I stopped thinking about all those things. I closed my eyes, exhaled and squirmed backwards to a more comfortable spot (by more comfortable I mean about 12 inches tall). I rested there and calmly thought about my options. I knew that I had gotten through this spot on the way in, so I could get back through. The real obstacle was the fact that fatigue and cold had worked into my body so my thought processes were diminished somewhat. I thought about my options, I could retrieve the garden shovel from my pack to attempt digging a ditch to crawl through, I could wait for the cavers behind me to catch up so one of them could possibly find that sweet spot through the passage for me, or I could panic, scream for help, scratch at the cave walls around me, and exhaust myself, necessitating a cave rescue call out.
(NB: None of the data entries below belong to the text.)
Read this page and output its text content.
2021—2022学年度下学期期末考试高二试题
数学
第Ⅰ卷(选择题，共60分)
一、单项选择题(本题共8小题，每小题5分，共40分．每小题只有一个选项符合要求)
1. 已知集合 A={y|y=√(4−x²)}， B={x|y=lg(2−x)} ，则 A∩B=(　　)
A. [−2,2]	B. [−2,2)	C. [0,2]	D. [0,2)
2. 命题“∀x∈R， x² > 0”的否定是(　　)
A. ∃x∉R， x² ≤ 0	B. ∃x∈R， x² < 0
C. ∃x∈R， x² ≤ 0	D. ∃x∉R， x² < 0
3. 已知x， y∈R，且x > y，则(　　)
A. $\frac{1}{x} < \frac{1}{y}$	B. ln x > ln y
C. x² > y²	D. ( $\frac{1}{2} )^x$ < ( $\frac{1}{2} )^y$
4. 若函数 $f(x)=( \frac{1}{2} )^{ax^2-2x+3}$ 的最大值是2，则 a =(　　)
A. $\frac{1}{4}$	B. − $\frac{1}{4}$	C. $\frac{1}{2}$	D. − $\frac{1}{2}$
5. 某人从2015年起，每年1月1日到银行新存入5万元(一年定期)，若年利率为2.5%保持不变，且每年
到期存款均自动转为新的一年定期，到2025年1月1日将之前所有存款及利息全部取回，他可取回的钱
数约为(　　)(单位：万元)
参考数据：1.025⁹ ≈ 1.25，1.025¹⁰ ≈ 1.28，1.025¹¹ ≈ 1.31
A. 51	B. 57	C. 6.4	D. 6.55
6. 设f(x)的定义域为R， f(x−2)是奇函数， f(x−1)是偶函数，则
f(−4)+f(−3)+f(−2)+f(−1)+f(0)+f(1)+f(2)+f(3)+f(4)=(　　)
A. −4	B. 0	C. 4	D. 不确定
None of those options sounded great, but I made up my mind to wait for my caving partners to catch up with me. I turned off my lights, lay my head sideways so that my helmet rested on the ground and cushioned my head and listened to the cave. I listened to the dripping water in the distance and the empty silence between them. When it is that quiet, your ears seem to reach out, feeling, searching for a sound. Eventually, they found one. The sound of cavers talking and laughing at the end of a survey trip echoing through the dark distance, then the sound of cave suits scraping along the floor and ceiling of the cave. As they neared I greeted them, and let one pass me. He was six foot one and 130 pounds, I was five foot seven and 175. He can go places in caves that I cannot. I told them I was having trouble finding the line through this passage. He went ahead of me to the left and up a slope where the extra inch made all the difference. I followed suit and was soon talking and laughing and heading out into the sunshine.


I had no control over the size of the passage, I had no control of the fatigue in my mind and body once it had arrived, I had no control of the effects of the adrenalin that poured through my body when I first realized I was stuck, but I did have the choice on how to react to all that I was going through.


I had no control the other day of the mood I was in, no control of whatever cocktail of hormones was pouring through my body. I did, however, have a choice on how to react to all that I was going through. So I got up and did as much as of my workout as I could make myself do. I went in and taught my classes with as much energy and passion as I could muster. I went home and shared my feelings with my wife who was very patient with me. I let her go ahead of me and find that sweet spot to crawl through, and started following behind. Soon we were talking and laughing and heading back out into the sunshine.